A big factor here is the increase in solar contracts signed under the rules of the Public Utilities Regulatory Policy Act (PURPA), a 1978 law that requires that utilities purchase power from independent producers if it they can meet the cost utilities would otherwise pay for power. PURPA has been a big driver for utility-scale solar in recent years, especially in markets such as North Carolina and Utah which have weak or no state-level renewable energy mandates.
PURPA implementation happens state-by-state, and in North Carolina and other states where PURPA is being used to secure power contracts for solar projects these contracts are often 10-15 years in length.
For developers banking on a second PURPA contract, there are risks. BNEF Senior Analyst Nathan Serota says that while he does not expect PURPA to be repealed at the federal level in the near-term, that state-level implementation is dicey.

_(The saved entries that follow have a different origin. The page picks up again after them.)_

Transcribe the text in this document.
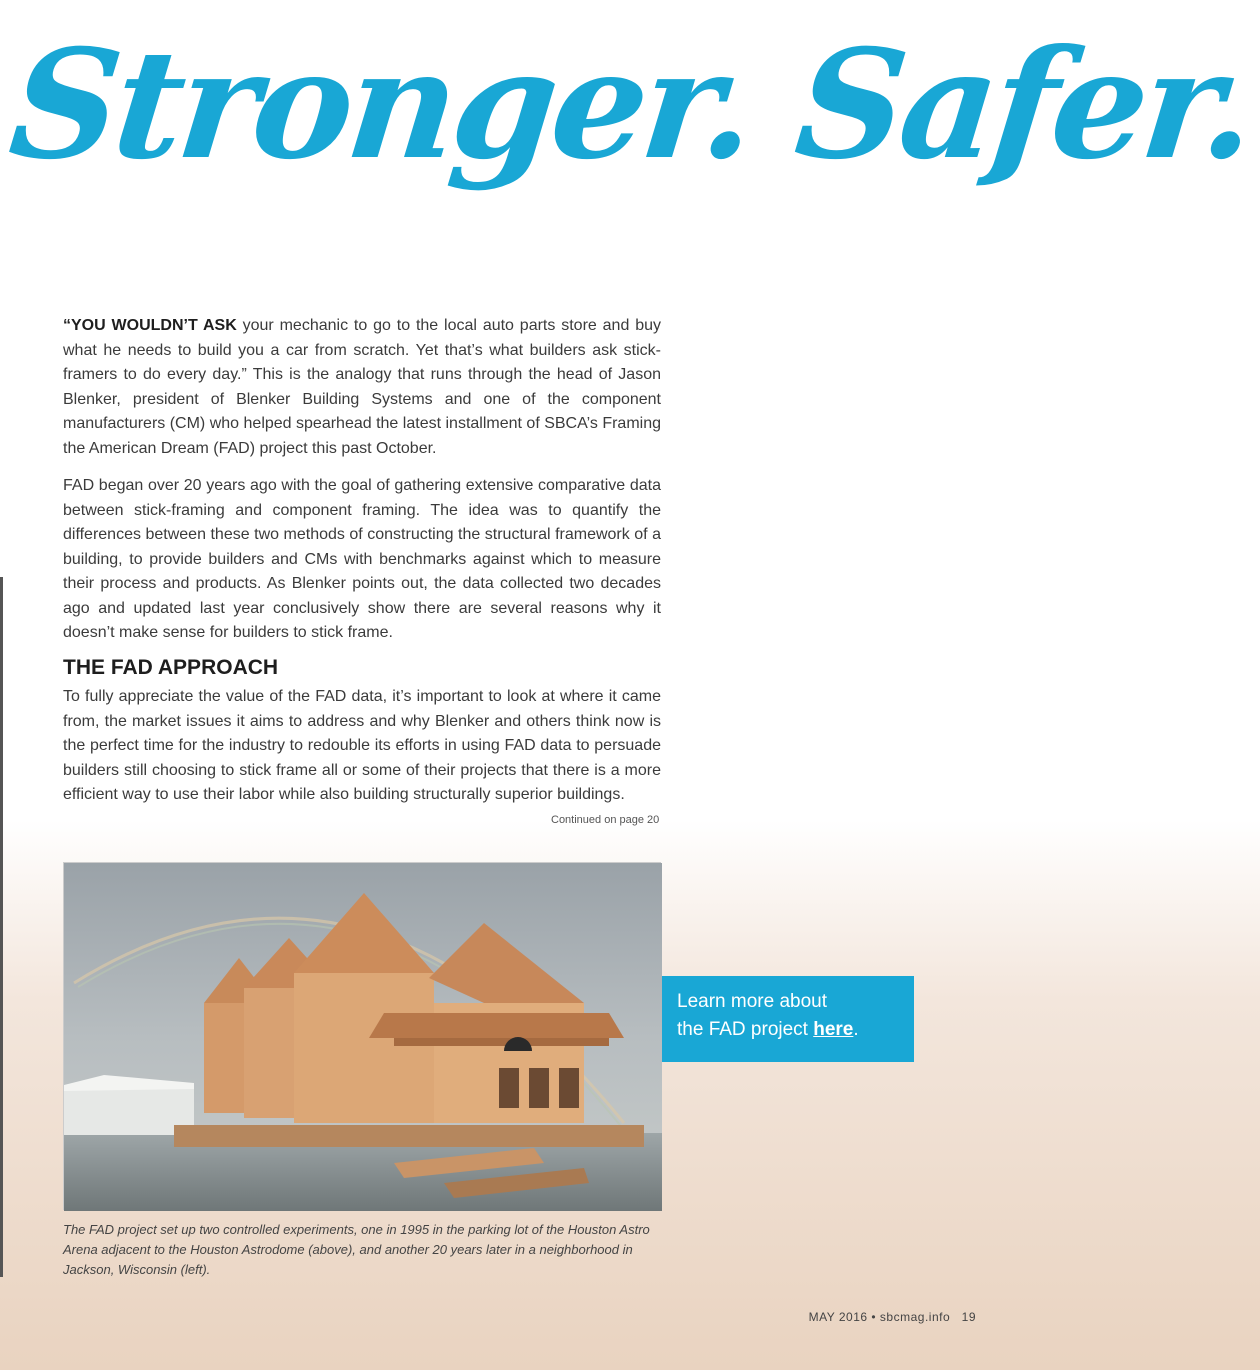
Stronger. Safer.

“YOU WOULDN’T ASK your mechanic to go to the local auto parts store and buy what he needs to build you a car from scratch. Yet that’s what builders ask stick-framers to do every day.” This is the analogy that runs through the head of Jason Blenker, president of Blenker Building Systems and one of the component manufacturers (CM) who helped spearhead the latest installment of SBCA’s Framing the American Dream (FAD) project this past October.

FAD began over 20 years ago with the goal of gathering extensive comparative data between stick-framing and component framing. The idea was to quantify the differences between these two methods of constructing the structural framework of a building, to provide builders and CMs with benchmarks against which to measure their process and products. As Blenker points out, the data collected two decades ago and updated last year conclusively show there are several reasons why it doesn’t make sense for builders to stick frame.

THE FAD APPROACH

To fully appreciate the value of the FAD data, it’s important to look at where it came from, the market issues it aims to address and why Blenker and others think now is the perfect time for the industry to redouble its efforts in using FAD data to persuade builders still choosing to stick frame all or some of their projects that there is a more efficient way to use their labor while also building structurally superior buildings.

Continued on page 20
The FAD project set up two controlled experiments, one in 1995 in the parking lot of the Houston Astro Arena adjacent to the Houston Astrodome (above), and another 20 years later in a neighborhood in Jackson, Wisconsin (left).
Learn more about
the FAD project here.
MAY 2016 • sbcmag.info 19
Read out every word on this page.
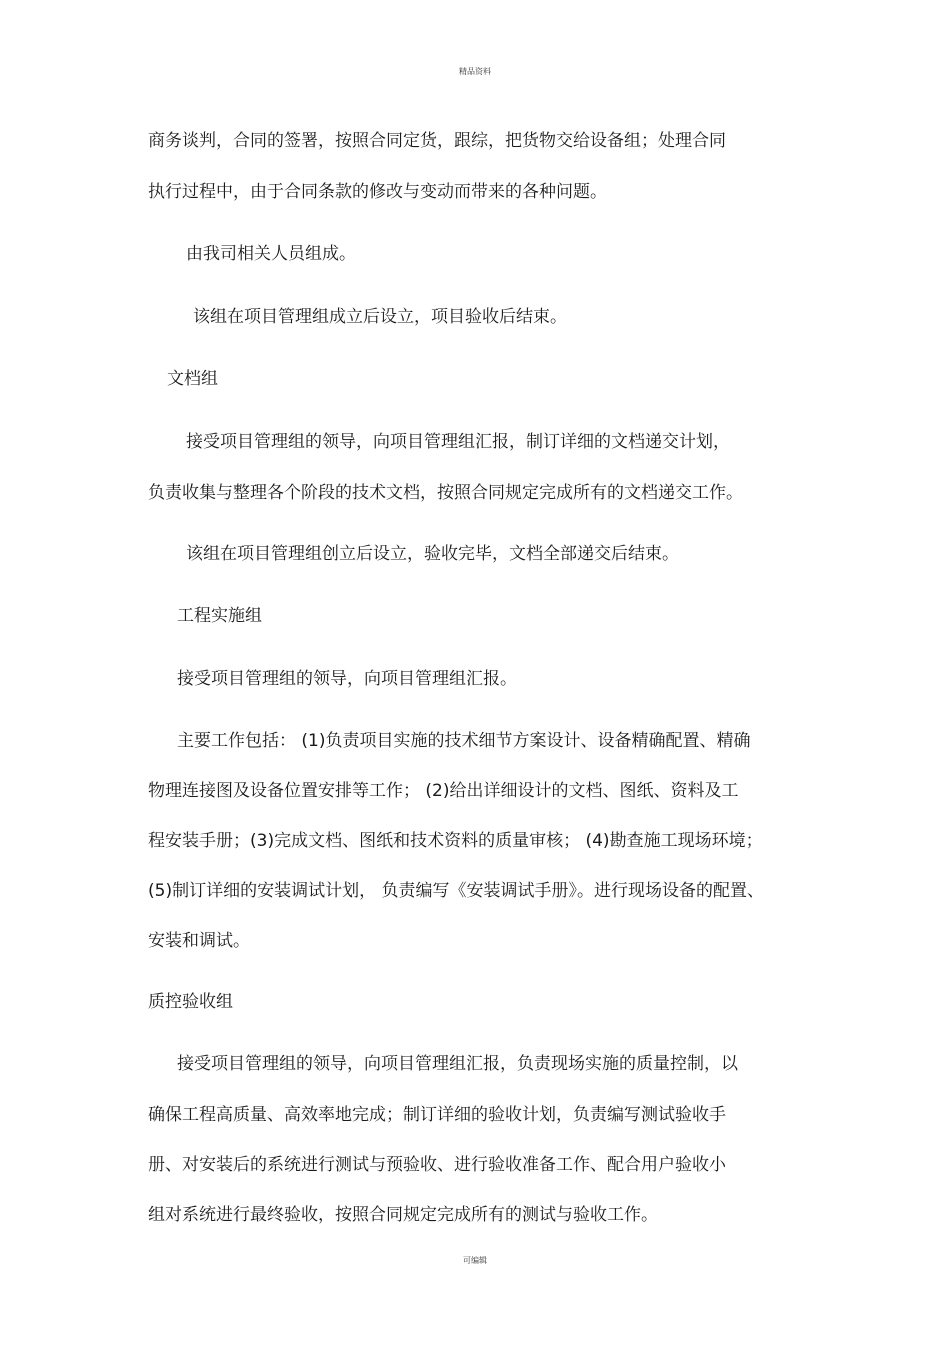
精品资料
商务谈判，合同的签署，按照合同定货，跟综，把货物交给设备组；处理合同
执行过程中，由于合同条款的修改与变动而带来的各种问题。
由我司相关人员组成。
该组在项目管理组成立后设立，项目验收后结束。
文档组
接受项目管理组的领导，向项目管理组汇报，制订详细的文档递交计划，
负责收集与整理各个阶段的技术文档，按照合同规定完成所有的文档递交工作。
该组在项目管理组创立后设立，验收完毕，文档全部递交后结束。
工程实施组
接受项目管理组的领导，向项目管理组汇报。
主要工作包括： (1)负责项目实施的技术细节方案设计、设备精确配置、精确
物理连接图及设备位置安排等工作； (2)给出详细设计的文档、图纸、资料及工
程安装手册；(3)完成文档、图纸和技术资料的质量审核； (4)勘查施工现场环境；
(5)制订详细的安装调试计划， 负责编写《安装调试手册》。进行现场设备的配置、
安装和调试。
质控验收组
接受项目管理组的领导，向项目管理组汇报，负责现场实施的质量控制，以
确保工程高质量、高效率地完成；制订详细的验收计划，负责编写测试验收手
册、对安装后的系统进行测试与预验收、进行验收准备工作、配合用户验收小
组对系统进行最终验收，按照合同规定完成所有的测试与验收工作。
可编辑
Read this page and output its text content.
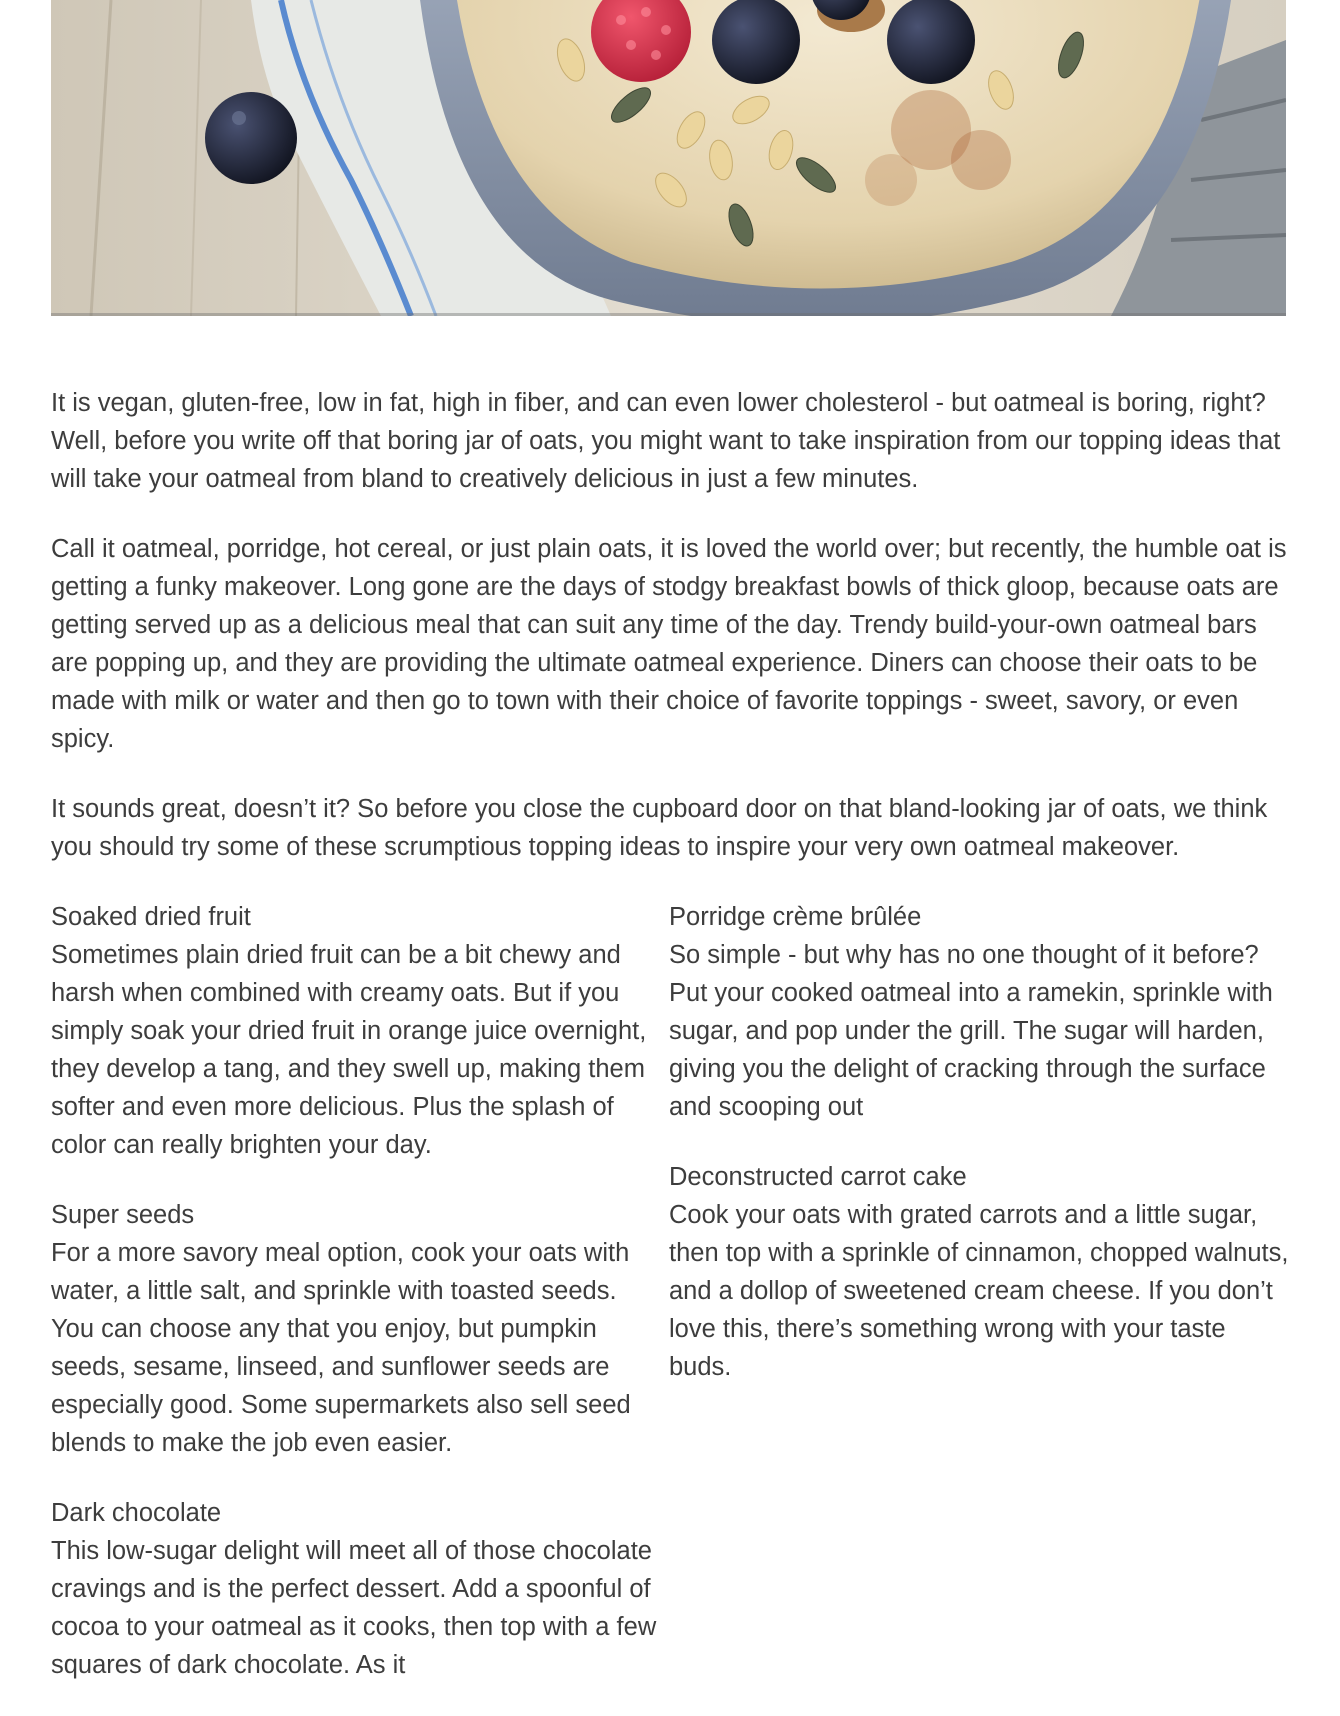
It is vegan, gluten-free, low in fat, high in fiber, and can even lower cholesterol - but oatmeal is boring, right? Well, before you write off that boring jar of oats, you might want to take inspiration from our topping ideas that will take your oatmeal from bland to creatively delicious in just a few minutes.

Call it oatmeal, porridge, hot cereal, or just plain oats, it is loved the world over; but recently, the humble oat is getting a funky makeover. Long gone are the days of stodgy breakfast bowls of thick gloop, because oats are getting served up as a delicious meal that can suit any time of the day. Trendy build-your-own oatmeal bars are popping up, and they are providing the ultimate oatmeal experience. Diners can choose their oats to be made with milk or water and then go to town with their choice of favorite toppings - sweet, savory, or even spicy.

It sounds great, doesn’t it? So before you close the cupboard door on that bland-looking jar of oats, we think you should try some of these scrumptious topping ideas to inspire your very own oatmeal makeover.

Soaked dried fruit
Sometimes plain dried fruit can be a bit chewy and harsh when combined with creamy oats. But if you simply soak your dried fruit in orange juice overnight, they develop a tang, and they swell up, making them softer and even more delicious. Plus the splash of color can really brighten your day.
Super seeds
For a more savory meal option, cook your oats with water, a little salt, and sprinkle with toasted seeds. You can choose any that you enjoy, but pumpkin seeds, sesame, linseed, and sunflower seeds are especially good. Some supermarkets also sell seed blends to make the job even easier.
Dark chocolate
This low-sugar delight will meet all of those chocolate cravings and is the perfect dessert. Add a spoonful of cocoa to your oatmeal as it cooks, then top with a few squares of dark chocolate. As it
Porridge crème brûlée
So simple - but why has no one thought of it before? Put your cooked oatmeal into a ramekin, sprinkle with sugar, and pop under the grill. The sugar will harden, giving you the delight of cracking through the surface and scooping out
Deconstructed carrot cake
Cook your oats with grated carrots and a little sugar, then top with a sprinkle of cinnamon, chopped walnuts, and a dollop of sweetened cream cheese. If you don’t love this, there’s something wrong with your taste buds.
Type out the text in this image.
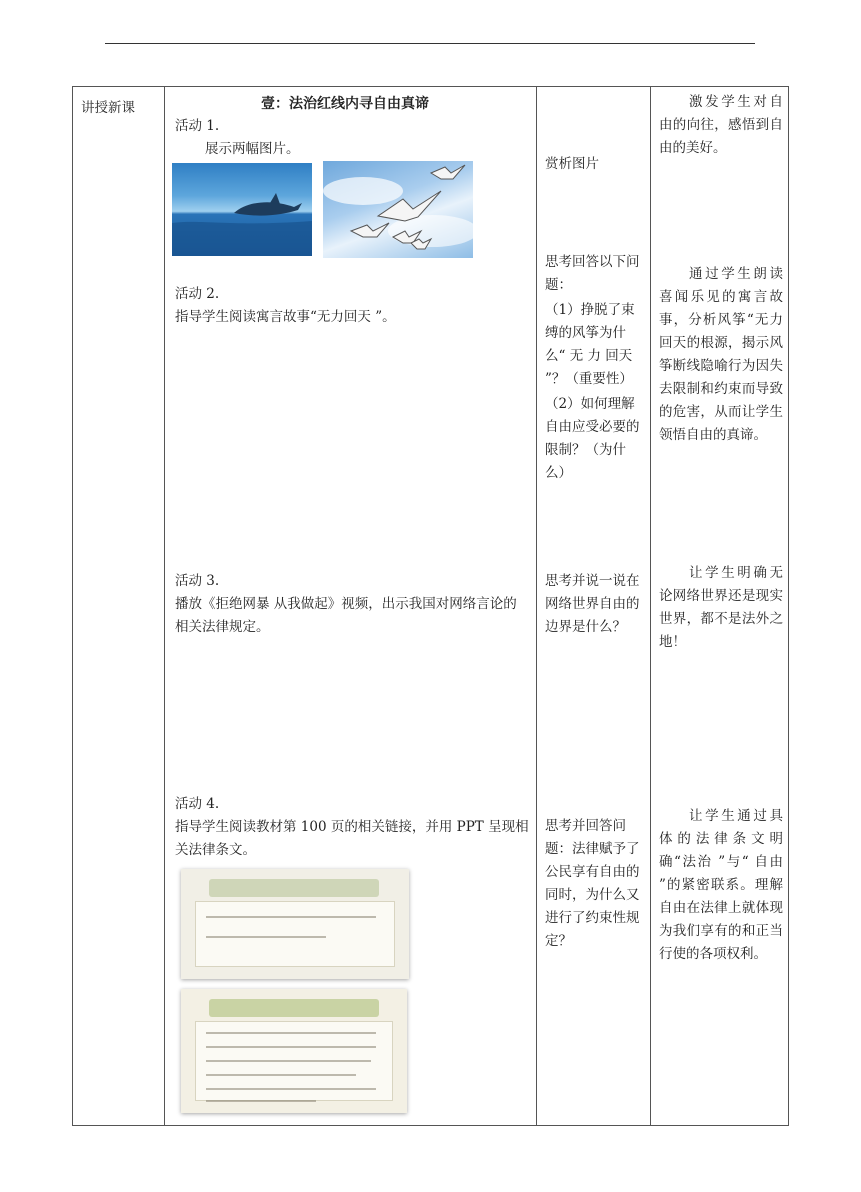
讲授新课	壹：法治红线内寻自由真谛

活动 1.

展示两幅图片。

赏析图片
激发学生对自由的向往，感悟到自由的美好。

活动 2.

指导学生阅读寓言故事“无力回天 ”。

思考回答以下问题：

（1）挣脱了束缚的风筝为什么“ 无 力 回天 ”？（重要性）

（2）如何理解自由应受必要的限制？（为什么）

通过学生朗读喜闻乐见的寓言故事，分析风筝“无力回天的根源，揭示风筝断线隐喻行为因失去限制和约束而导致的危害，从而让学生领悟自由的真谛。

活动 3.

播放《拒绝网暴 从我做起》视频，出示我国对网络言论的相关法律规定。

思考并说一说在网络世界自由的边界是什么？
让学生明确无论网络世界还是现实世界，都不是法外之地！

活动 4.

指导学生阅读教材第 100 页的相关链接，并用 PPT 呈现相关法律条文。

思考并回答问题：法律赋予了公民享有自由的同时，为什么又进行了约束性规定？
让学生通过具体的法律条文明确“法治 ”与“ 自由 ”的紧密联系。理解自由在法律上就体现为我们享有的和正当行使的各项权利。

“Changes in states’ implementation of PURPA are being considered today,” Serota told pv magazine. “For developers with large footprints in places like Montana and North Carolina, this is far and away their primary PURPA-related concern.”
Second contract or no, the shorter the contract, the more important the long-term residual value is, which is based on forecasts of power prices. Developers who want to sell projects are looking for the most optimistic, or in other words, high scenarios for future power prices.
However, not only are power prices hard to predict, but BNEF warns of several factors that may lead to excess optimism by solar developers. “In many cases, developers’ returns on new utility-scale PV projects are predicated on rising wholesale electricity prices in the long-term,” explains the note. “We find this assumption questionable (at best) and potentially flat-out wrong (at worst).”
BNEF observes that wholesale power prices have been based on gas prices since the early 2000s, and that previous expectations of future power prices have been high since 2007-2008 due to consistently low gas prices.
Gas prices are not the only factor. With enough solar and wind on the grid, power prices could de-couple and fall below gas prices, and demand-side policies and slow or negative electric demand growth could reduce the frequency of scarcity pricing events in wholesale markets.
BNEF says that there are no “silver bullets” for dealing with the challenge of short-term PPAs, and provided a stark warning for developers. “Ultimately, we think many projects with short-term PPAs are likely to prove unfinanceable and will therefore not be built,” states the note.
It also states that if projects with short-term power contracts are built and power prices hold or fall, that utilities will be able to acquire a number of mid-lifetime solar assets on the cheap.